The process is simple: upload your protocol, configure your cell, and run the simulation.
  1. Upload: Upload your protocol file in the raw format (e.g. XML or JSON). The system automatically detects the format and parses it.
  2. Configure: Set the parameters for the cell you want to simulate.
  3. Simulate: Run the simulation and analyze the results.

Step 1: Upload Your Protocol File

You can start by uploading a protocol file from your computer. We currently support files from:
  • Maccor
  • Neware
Support for Arbin, BioLogic, and Novonix files is coming soon. Once you upload a file, the system immediately parses it and displays the translated steps.

Required Additional Files

Some protocols reference external files for complex steps, such as custom drive cycle waveforms or reusable subroutines. If your protocol requires such files, the simulator will detect this and prompt you to upload them.

Step 2: Review and Configure

After parsing, you can review the protocol and set up the simulation.

Protocol Steps

The simulator displays the parsed protocol in three different formats, accessible via tabs:
  • Human-Readable: A simplified, easy-to-read summary of the steps in your protocol.
  • UCP (YAML): The full protocol translated into our Universal Cycler Protocol format. This shows the detailed underlying structure that will be executed.
  • Raw: The raw text content of the file you uploaded.

Cell Configuration

To run a meaningful simulation, you need to provide some basic information about the battery cell you want to test. This configures the underlying physics-based model (a Single Particle Model, or SPM).
  • Chemistry: Select the cell chemistry from a list of pre-configured options (e.g., NMC/Graphite, LFP/Graphite). This selects the appropriate PyBaMM parameter set.
  • Cell capacity (Ah): The nominal capacity of your cell. This is used to scale the model’s parameters to match your cell.
  • Initial SOC (%): The State of Charge of the cell at the beginning of the simulation.
  • Temperature (°C): The ambient temperature for the simulation.
Check carefully that the cell configuration matches the cell for which the protocol was designed. If the cell configuration is incorrect, the simulation may not be able to run.

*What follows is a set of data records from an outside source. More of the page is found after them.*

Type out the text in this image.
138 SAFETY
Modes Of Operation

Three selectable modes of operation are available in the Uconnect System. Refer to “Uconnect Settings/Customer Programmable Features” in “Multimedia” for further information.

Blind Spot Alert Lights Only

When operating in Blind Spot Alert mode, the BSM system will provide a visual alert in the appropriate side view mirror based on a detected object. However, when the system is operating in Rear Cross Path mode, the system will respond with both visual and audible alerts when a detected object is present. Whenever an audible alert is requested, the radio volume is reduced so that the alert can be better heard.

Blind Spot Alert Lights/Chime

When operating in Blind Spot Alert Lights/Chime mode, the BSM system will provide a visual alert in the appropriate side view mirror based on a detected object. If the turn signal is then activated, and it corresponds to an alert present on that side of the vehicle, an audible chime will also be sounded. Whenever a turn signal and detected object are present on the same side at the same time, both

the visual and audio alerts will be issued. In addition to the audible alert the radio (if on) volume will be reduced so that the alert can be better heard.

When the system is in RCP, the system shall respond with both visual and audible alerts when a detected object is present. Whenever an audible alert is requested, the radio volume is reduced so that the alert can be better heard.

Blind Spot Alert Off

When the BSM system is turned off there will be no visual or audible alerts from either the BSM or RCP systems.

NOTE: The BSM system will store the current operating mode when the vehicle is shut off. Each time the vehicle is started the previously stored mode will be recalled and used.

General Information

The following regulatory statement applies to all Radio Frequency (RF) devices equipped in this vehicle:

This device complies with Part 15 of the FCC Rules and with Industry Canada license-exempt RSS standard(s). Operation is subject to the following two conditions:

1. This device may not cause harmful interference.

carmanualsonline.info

Step 3: Run Simulation & Analyze Results

Once everything is configured, click Run Simulation. The simulator will execute the protocol against the configured cell model.

Simulation Results

  • Plots: The primary output is a plot of Voltage and Current vs. Time. This allows you to visually inspect the cell’s response and verify that the protocol is behaving as you expect (e.g., hitting the correct voltage cutoffs).
  • Key Metrics: Below the plot, you will find key performance indicators calculated from the simulation, including:
    • Total Time
    • Charge Throughput (Ah)
    • Energy Throughput (Wh)
By simulating your protocols, you can catch errors, validate your experimental design, and gain confidence before committing time and resources to a real test.

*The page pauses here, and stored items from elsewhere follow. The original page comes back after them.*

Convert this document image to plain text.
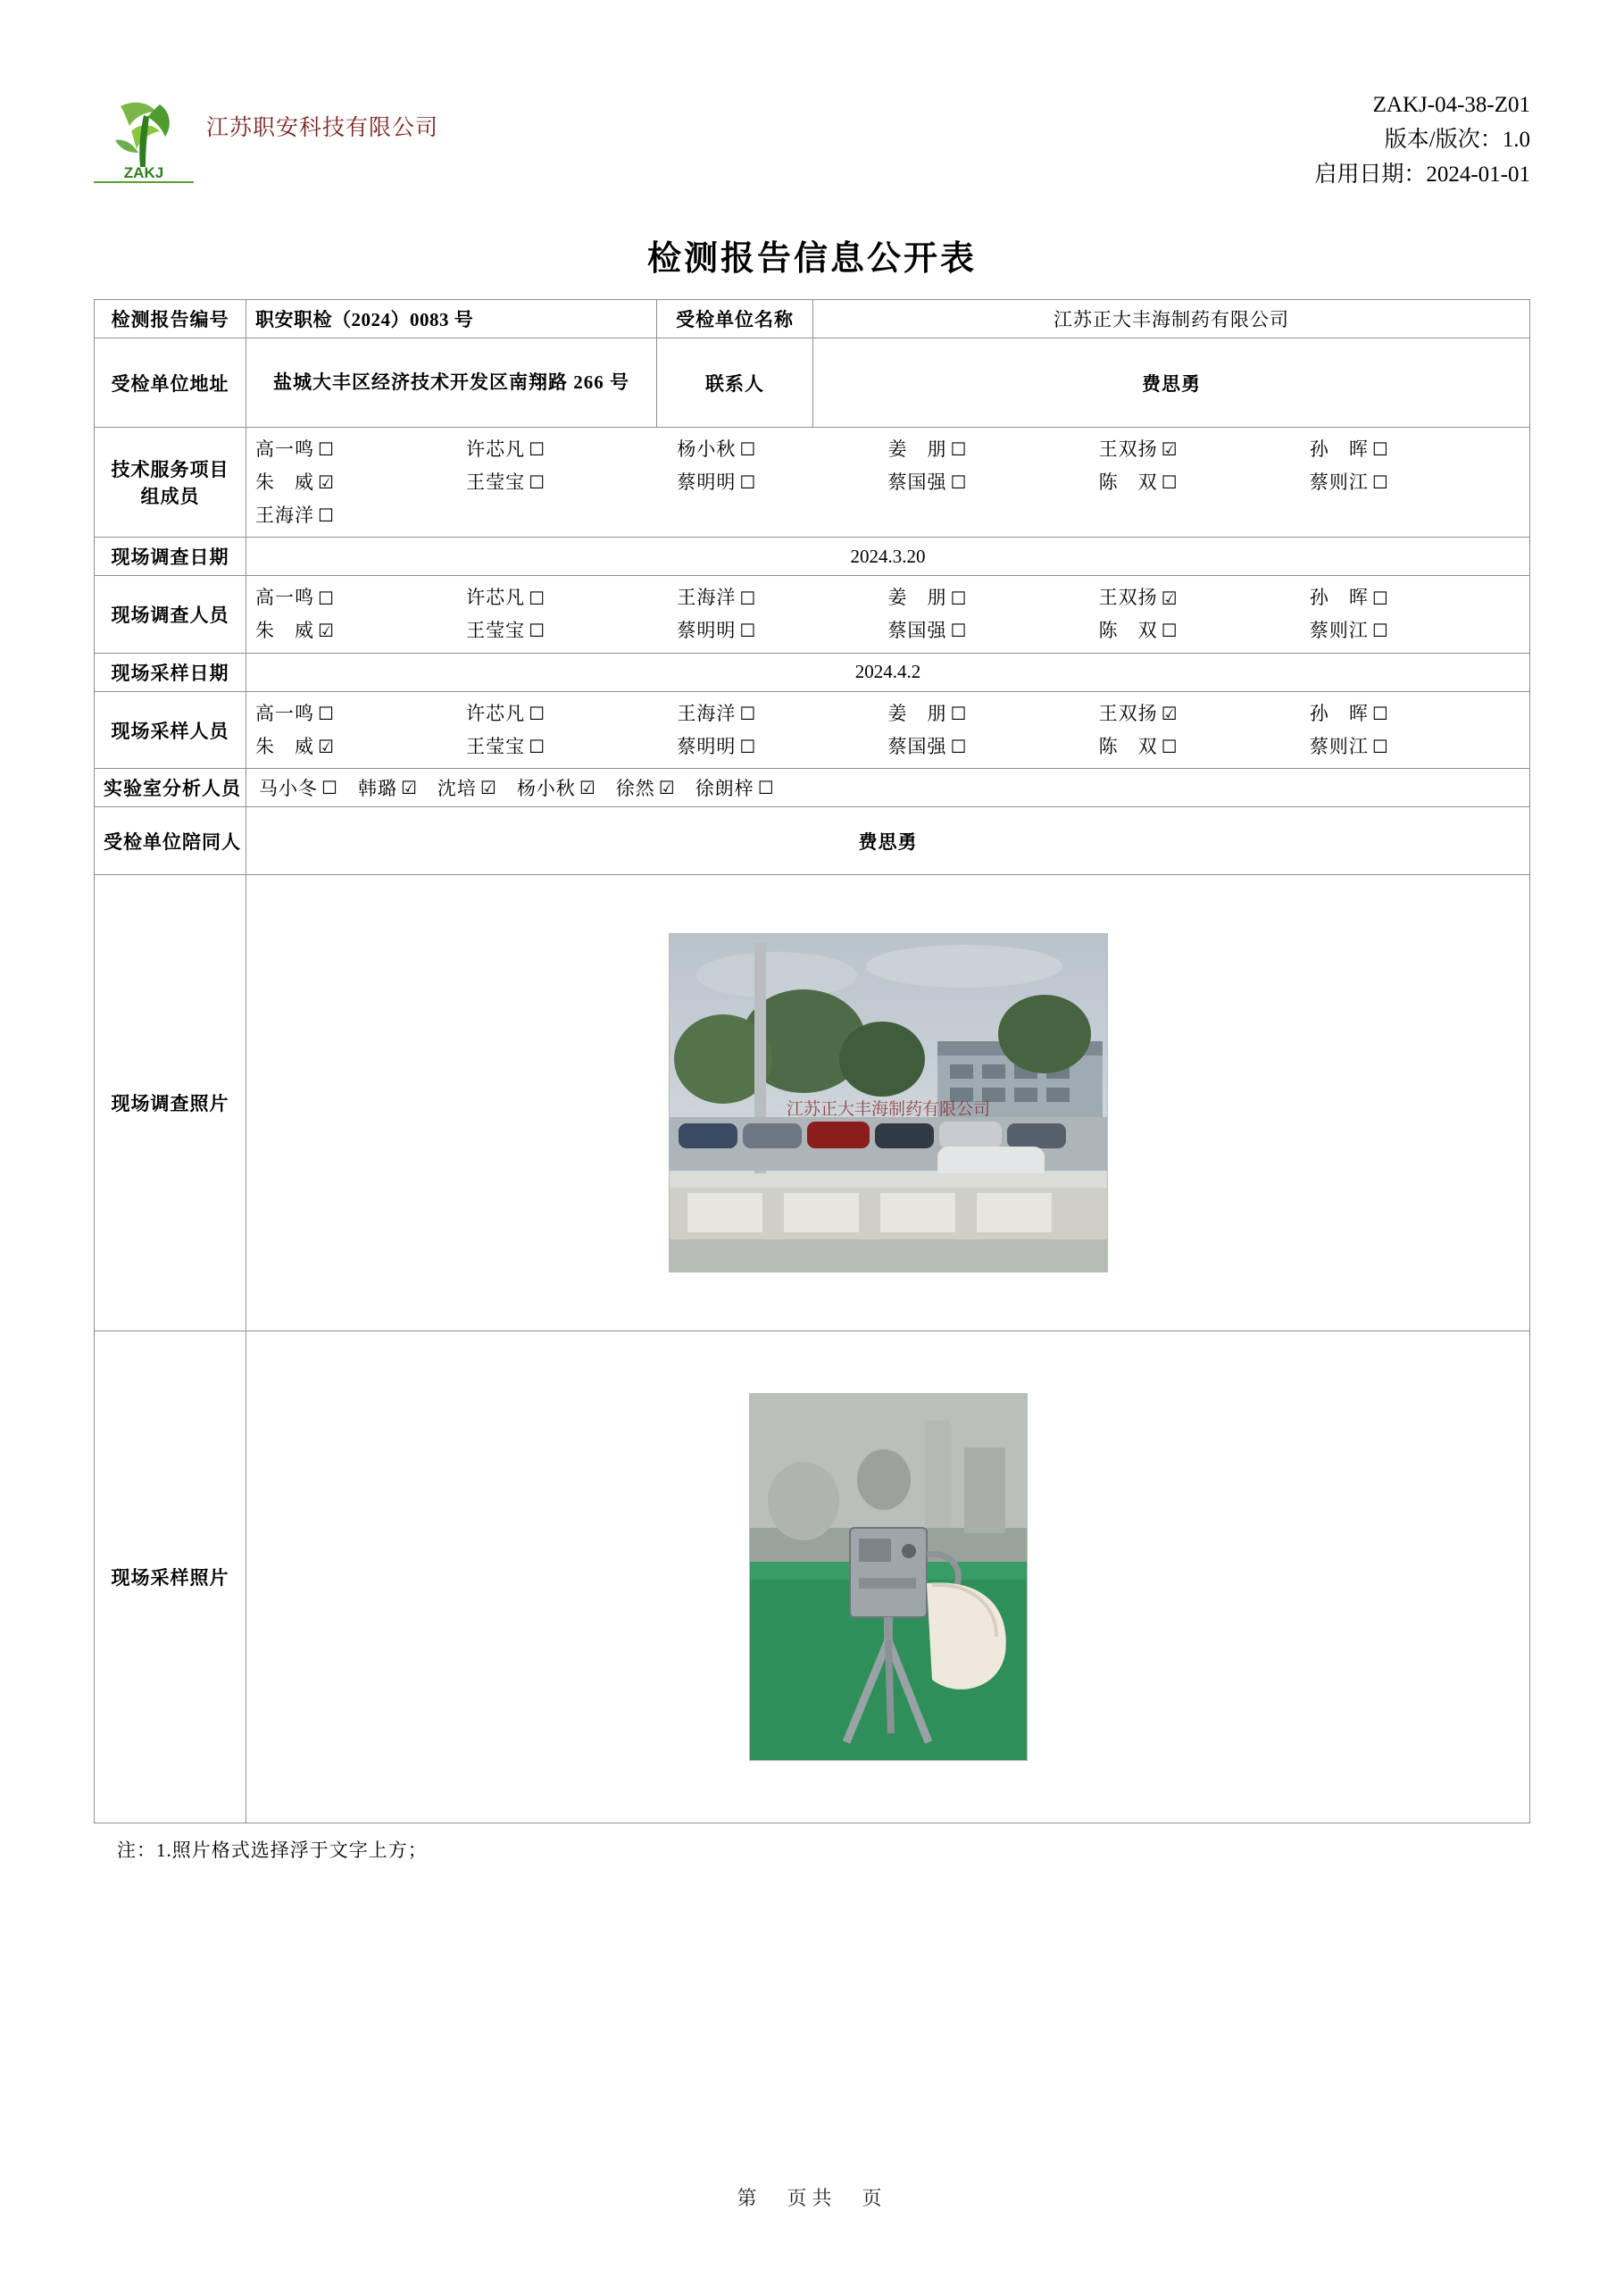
ZAKJ
江苏职安科技有限公司
ZAKJ-04-38-Z01
版本/版次：1.0
启用日期：2024-01-01
检测报告信息公开表
检测报告编号	职安职检（2024）0083 号	受检单位名称	江苏正大丰海制药有限公司
受检单位地址	盐城大丰区经济技术开发区南翔路 266 号	联系人	费思勇
技术服务项目组成员	
高一鸣 ☐	许芯凡 ☐	杨小秋 ☐	姜　朋 ☐	王双扬 ☑	孙　晖 ☐
朱　威 ☑	王莹宝 ☐	蔡明明 ☐	蔡国强 ☐	陈　双 ☐	蔡则江 ☐
王海洋 ☐

现场调查日期	2024.3.20		
现场调查人员	
高一鸣 ☐	许芯凡 ☐	王海洋 ☐	姜　朋 ☐	王双扬 ☑	孙　晖 ☐
朱　威 ☑	王莹宝 ☐	蔡明明 ☐	蔡国强 ☐	陈　双 ☐	蔡则江 ☐

现场采样日期	2024.4.2		
现场采样人员	
高一鸣 ☐	许芯凡 ☐	王海洋 ☐	姜　朋 ☐	王双扬 ☑	孙　晖 ☐
朱　威 ☑	王莹宝 ☐	蔡明明 ☐	蔡国强 ☐	陈　双 ☐	蔡则江 ☐

实验室分析人员	马小冬 ☐ 韩璐 ☑ 沈培 ☑ 杨小秋 ☑ 徐然 ☑ 徐朗梓 ☐

受检单位陪同人	费思勇		
现场调查照片	江苏正大丰海制药有限公司		

现场采样照片	
注：1.照片格式选择浮于文字上方；
第　页共　页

Differences between Commercial Protocols

Much of the challenge in converting between the different protocols is not the syntax, but the fundamental differences in how the cyclers define the logic to follow the same sequence of steps. In this section, we’ll cover some implementation differences between the Ionworks Universal Cycler Protocol, and the protocols from the cyclers we support.

CCCV Steps

Most cyclers define CCCV steps as one step with voltage as a “limit” field:
  • Maccor: Uses a constant current step, with voltage as a “limit”
  • Neware: Specifies both current and voltage as a “limit”
  • Novonix: Specifies both the current and voltage as fields, and use the step type to differentiate between CC (voltage is only a cut-off) and CCCV (go to cut-off voltage then hold until a current cut-off)
In UCP, for maximum modularity, we use a step block with two steps, CC with a voltage cut-off and CV with a current cut-off, with total duration and any other end conditions defined at the step block level.

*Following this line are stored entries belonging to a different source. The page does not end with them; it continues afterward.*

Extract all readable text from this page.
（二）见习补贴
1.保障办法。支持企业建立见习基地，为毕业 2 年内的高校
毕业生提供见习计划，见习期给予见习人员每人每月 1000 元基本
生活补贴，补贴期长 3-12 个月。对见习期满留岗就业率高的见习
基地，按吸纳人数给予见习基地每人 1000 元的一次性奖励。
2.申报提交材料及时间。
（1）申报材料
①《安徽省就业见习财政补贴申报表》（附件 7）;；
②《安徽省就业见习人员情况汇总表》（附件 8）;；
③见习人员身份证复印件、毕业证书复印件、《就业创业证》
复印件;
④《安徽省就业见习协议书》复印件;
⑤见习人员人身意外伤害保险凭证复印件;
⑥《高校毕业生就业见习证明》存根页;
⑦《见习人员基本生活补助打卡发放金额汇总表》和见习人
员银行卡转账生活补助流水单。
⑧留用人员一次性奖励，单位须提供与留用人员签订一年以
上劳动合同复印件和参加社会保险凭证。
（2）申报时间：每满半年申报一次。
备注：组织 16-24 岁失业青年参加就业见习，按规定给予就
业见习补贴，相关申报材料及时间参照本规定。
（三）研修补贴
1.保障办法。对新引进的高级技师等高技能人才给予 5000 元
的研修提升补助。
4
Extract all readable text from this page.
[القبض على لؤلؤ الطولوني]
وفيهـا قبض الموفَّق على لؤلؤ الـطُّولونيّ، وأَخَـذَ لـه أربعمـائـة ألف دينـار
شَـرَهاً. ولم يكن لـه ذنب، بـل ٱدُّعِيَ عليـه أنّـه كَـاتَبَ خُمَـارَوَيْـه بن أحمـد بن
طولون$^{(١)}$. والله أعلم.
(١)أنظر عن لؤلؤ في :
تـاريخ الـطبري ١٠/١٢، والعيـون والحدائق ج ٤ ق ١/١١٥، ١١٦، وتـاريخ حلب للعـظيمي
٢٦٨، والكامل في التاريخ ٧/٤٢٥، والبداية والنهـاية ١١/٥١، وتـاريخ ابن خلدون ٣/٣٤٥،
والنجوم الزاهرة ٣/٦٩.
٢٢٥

Report/Record/SaveData/Resolution

This is the field that defines how often the cycler will save data to the output time series.
  • Maccor uses the “Report” field and allows time, current, voltage, and temperature
  • Neware uses the “Record” field and allows time, current, and voltage
  • Novonix uses the “StepConditions” field with a “ConditionType” set to “SaveData” and allows time, current, and voltage
  • UCP uses the “Resolution” field, which can be set globally and overridden for each step, and currently only supports time

Loops

For loops, there are two fundamental approaches:
  1. Nested Steps: Define the loop as a step block with a nested step, with a repeat parameter specifying the number of times to repeat the loop. This is the more modern approach, similar to how loops are defined in modern programming languages such as Python.
The following protocols use this approach:
  • UCP (using step blocks)
  • Novonix (using the “ChildProtocolStepList” field).
  1. Goto/State machine: Define special steps like “start loop” and “end loop”. This is the more legacy approach, similar to older programming languages such as Fortran.
The following protocols use this approach:
  • Maccor (using a Do step to start the loop, and a Loop step to end the loop)
  • Neware (using a special step type to loop back to a specified previous step a certain number of times)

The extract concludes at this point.